“Jim Lushing—the black curse be upon him!—he shot you; didn’t you know that?”

“I don’t remember. Whereabouts am I hit?”

“I wouldn’t be knowing that at all, Davie; I’m just this minute here. The shed watchman came and told me that Lushing had killed you in Jack’s place down the street. ’Twas scared they were to have you found dead in that place, so they carried you here.”

“Scared?” said David.

“For what your men might do; there’s a many of them in town, and they’d have wrecked the place. Where is it hurting you, Davie, dear?”

“I feel as if somebody had given me the heart punch—I believe that’s what the ring-fighters call it. But it’s letting up a bit now. Where am I?”

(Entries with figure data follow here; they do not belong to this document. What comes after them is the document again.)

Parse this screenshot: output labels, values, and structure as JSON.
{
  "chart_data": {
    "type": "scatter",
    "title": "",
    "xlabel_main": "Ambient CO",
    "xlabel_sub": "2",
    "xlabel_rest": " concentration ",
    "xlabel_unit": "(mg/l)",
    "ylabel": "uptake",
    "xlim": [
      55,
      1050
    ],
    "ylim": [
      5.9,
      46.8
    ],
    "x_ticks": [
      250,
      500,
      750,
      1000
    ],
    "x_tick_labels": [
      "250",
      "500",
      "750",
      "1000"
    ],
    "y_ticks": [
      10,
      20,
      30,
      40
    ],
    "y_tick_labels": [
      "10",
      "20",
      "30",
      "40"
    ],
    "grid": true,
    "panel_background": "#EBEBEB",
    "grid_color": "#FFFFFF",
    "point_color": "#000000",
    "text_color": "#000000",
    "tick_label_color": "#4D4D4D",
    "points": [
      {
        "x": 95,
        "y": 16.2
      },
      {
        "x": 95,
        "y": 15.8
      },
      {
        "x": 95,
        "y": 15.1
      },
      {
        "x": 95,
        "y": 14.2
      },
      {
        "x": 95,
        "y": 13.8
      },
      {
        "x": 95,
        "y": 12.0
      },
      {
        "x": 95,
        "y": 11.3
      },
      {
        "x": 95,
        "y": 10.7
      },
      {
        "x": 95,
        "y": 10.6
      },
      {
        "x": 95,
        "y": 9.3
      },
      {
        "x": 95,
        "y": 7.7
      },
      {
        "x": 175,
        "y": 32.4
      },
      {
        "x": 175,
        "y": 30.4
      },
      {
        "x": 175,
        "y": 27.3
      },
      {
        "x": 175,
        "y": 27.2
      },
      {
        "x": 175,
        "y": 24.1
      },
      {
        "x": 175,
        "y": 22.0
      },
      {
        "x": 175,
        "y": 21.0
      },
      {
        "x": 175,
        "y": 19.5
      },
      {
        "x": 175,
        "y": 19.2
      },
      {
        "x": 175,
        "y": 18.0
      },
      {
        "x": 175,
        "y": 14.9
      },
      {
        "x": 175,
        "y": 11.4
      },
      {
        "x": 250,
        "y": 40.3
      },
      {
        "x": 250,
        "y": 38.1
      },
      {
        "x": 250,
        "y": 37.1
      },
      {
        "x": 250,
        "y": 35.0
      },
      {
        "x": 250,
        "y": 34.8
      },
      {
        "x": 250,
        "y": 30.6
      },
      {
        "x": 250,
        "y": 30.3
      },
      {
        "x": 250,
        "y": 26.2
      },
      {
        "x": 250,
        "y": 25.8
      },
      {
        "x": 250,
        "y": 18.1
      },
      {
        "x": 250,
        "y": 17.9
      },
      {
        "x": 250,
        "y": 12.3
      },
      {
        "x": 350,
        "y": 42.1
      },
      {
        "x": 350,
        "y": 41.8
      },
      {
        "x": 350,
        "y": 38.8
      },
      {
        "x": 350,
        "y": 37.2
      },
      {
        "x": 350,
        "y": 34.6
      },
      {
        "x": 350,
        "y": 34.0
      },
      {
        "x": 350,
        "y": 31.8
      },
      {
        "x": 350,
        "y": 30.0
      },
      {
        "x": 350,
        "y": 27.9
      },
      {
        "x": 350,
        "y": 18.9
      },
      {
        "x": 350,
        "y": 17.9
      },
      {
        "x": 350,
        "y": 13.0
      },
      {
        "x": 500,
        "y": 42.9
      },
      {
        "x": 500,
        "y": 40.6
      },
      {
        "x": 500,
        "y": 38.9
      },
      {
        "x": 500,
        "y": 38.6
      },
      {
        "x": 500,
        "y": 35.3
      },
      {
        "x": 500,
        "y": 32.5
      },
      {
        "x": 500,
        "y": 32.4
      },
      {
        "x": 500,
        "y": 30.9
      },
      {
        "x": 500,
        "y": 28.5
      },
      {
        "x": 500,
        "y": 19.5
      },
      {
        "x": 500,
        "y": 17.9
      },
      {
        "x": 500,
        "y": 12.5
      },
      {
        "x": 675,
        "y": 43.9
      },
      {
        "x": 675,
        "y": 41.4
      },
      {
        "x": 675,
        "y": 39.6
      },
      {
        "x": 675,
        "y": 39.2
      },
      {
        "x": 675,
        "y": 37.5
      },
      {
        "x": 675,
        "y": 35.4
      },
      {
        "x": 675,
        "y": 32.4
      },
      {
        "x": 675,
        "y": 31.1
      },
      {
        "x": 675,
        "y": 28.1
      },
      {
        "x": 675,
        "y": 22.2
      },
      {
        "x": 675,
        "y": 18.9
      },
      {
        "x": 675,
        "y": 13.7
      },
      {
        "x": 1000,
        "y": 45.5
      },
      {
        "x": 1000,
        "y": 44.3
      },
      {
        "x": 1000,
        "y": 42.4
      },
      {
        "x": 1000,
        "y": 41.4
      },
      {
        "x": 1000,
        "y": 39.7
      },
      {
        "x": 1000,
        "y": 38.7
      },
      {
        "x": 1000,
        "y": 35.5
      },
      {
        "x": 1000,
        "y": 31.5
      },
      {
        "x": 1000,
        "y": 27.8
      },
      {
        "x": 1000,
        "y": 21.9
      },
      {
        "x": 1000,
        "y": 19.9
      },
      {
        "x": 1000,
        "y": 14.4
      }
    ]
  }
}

“In the Murtrie ore shed. They’d be putting it up to Mike Drogheen, the watchman, to say he’d shot you—taking you for an ore thief.”

“And paying him well for it, I suppose.” He was groping carefully for the wound and found only a rip in the left breast of the brown duck shooting-coat. There was no blood; only a tremendous soreness. He raised himself and sat up. “If we only had a light of some sort,” he muttered.

“Wait,” she said, and ran away to come back within the minute with the watchman’s lantern. “Poor old Mike’s hiding beyond in the blacksmith shop, scared trembling at the lie he’s thinking he’s got to tell. Don’t sit up, Davie; you might be bleeding to death.”

David was groping again, and this time, out of the ripped pocket of the brown coat he fished an engineer’s field-note book. Then he knew why there was no blood, and why the body area behind the pocket was as painful as if it had been beaten with a hammer. Lushing’s shot had been a glancing one, and the thick note-book had turned it aside. There was little left of the book save the perforated leather cover and a mass of torn leaves.